Ward, eds. (St. Louis: Chalice Press, 2001), pp. 125-126.)
Perhaps
the best way to answer God’s call is not by trying to figure what everything or
everyone else, but perhaps the best way is ask yourself how God wants you to ‘be a Christian’ and to be 'with you' right now. I doubt that any of us will dare ask and
answer any kind of call until we also realize that God’s promises to be ‘with’ us: “I am with you….to deliver you”? God told Jeremiah. It is not going to be easy. But I am with you. Are you with me? How do you answer?

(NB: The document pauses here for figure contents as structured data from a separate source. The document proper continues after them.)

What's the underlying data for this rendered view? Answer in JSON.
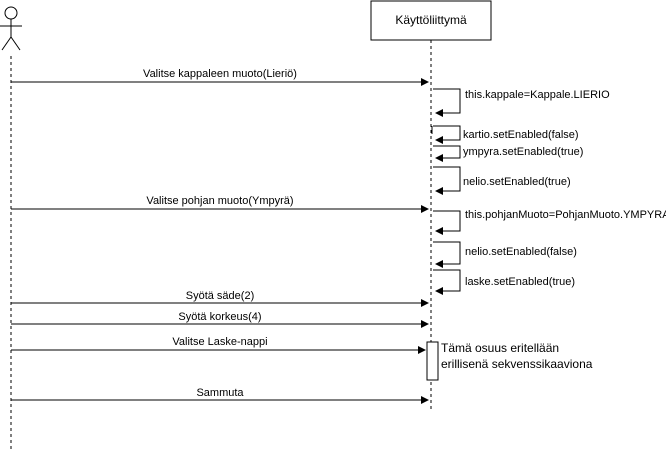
{
  "participants": {
    "actor": {
      "label": ""
    },
    "ui": {
      "label": "Käyttöliittymä"
    }
  },
  "messages": [
    {
      "text": "Valitse kappaleen muoto(Lieriö)"
    },
    {
      "text": "Valitse pohjan muoto(Ympyrä)"
    },
    {
      "text": "Syötä säde(2)"
    },
    {
      "text": "Syötä korkeus(4)"
    },
    {
      "text": "Valitse Laske-nappi"
    },
    {
      "text": "Sammuta"
    }
  ],
  "self_calls": [
    {
      "text": "this.kappale=Kappale.LIERIO"
    },
    {
      "text": "kartio.setEnabled(false)"
    },
    {
      "text": "ympyra.setEnabled(true)"
    },
    {
      "text": "nelio.setEnabled(true)"
    },
    {
      "text": "this.pohjanMuoto=PohjanMuoto.YMPYRA"
    },
    {
      "text": "nelio.setEnabled(false)"
    },
    {
      "text": "laske.setEnabled(true)"
    }
  ],
  "activation_note": {
    "line1": "Tämä osuus eritellään",
    "line2": "erillisenä sekvenssikaaviona"
  }
}
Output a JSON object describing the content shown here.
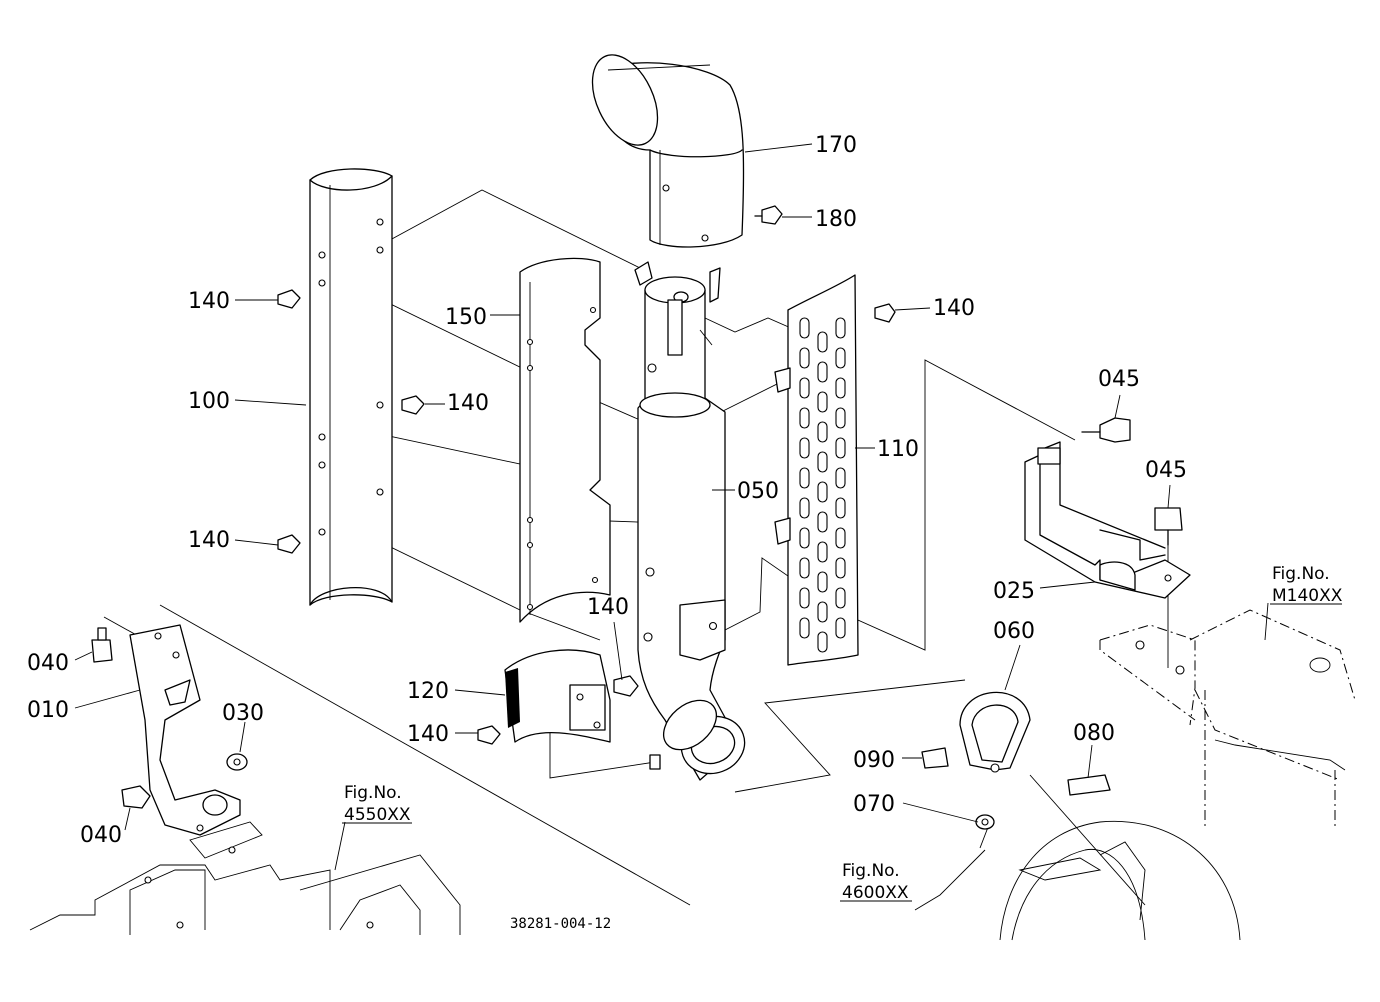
{
  "parts": {
    "p170": "170",
    "p180": "180",
    "p140_right": "140",
    "p150": "150",
    "p140_top": "140",
    "p100": "100",
    "p140_mid": "140",
    "p140_low": "140",
    "p110": "110",
    "p050": "050",
    "p045_a": "045",
    "p045_b": "045",
    "p025": "025",
    "p060": "060",
    "p040_top": "040",
    "p010": "010",
    "p030": "030",
    "p040_bottom": "040",
    "p140_shield": "140",
    "p120": "120",
    "p140_shield2": "140",
    "p080": "080",
    "p090": "090",
    "p070": "070"
  },
  "figure_refs": {
    "m140_line1": "Fig.No.",
    "m140_line2": "M140XX",
    "f4550_line1": "Fig.No.",
    "f4550_line2": "4550XX",
    "f4600_line1": "Fig.No.",
    "f4600_line2": "4600XX"
  },
  "drawing_code": "38281-004-12"
}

PRAYER: “Lord help us to answer your call in our lives. Even when it is not easy, help us to know that you are with us and you will work through us, to do your will and to bring us promises of hope that are filled with love and grace. Amen.”
PRAYER: “Lord help us to answer your call in our lives. Even when it is not easy, help us to know that you are with us and you will work through us, to do your will and to bring us promises of hope that are filled with love and grace. Amen.”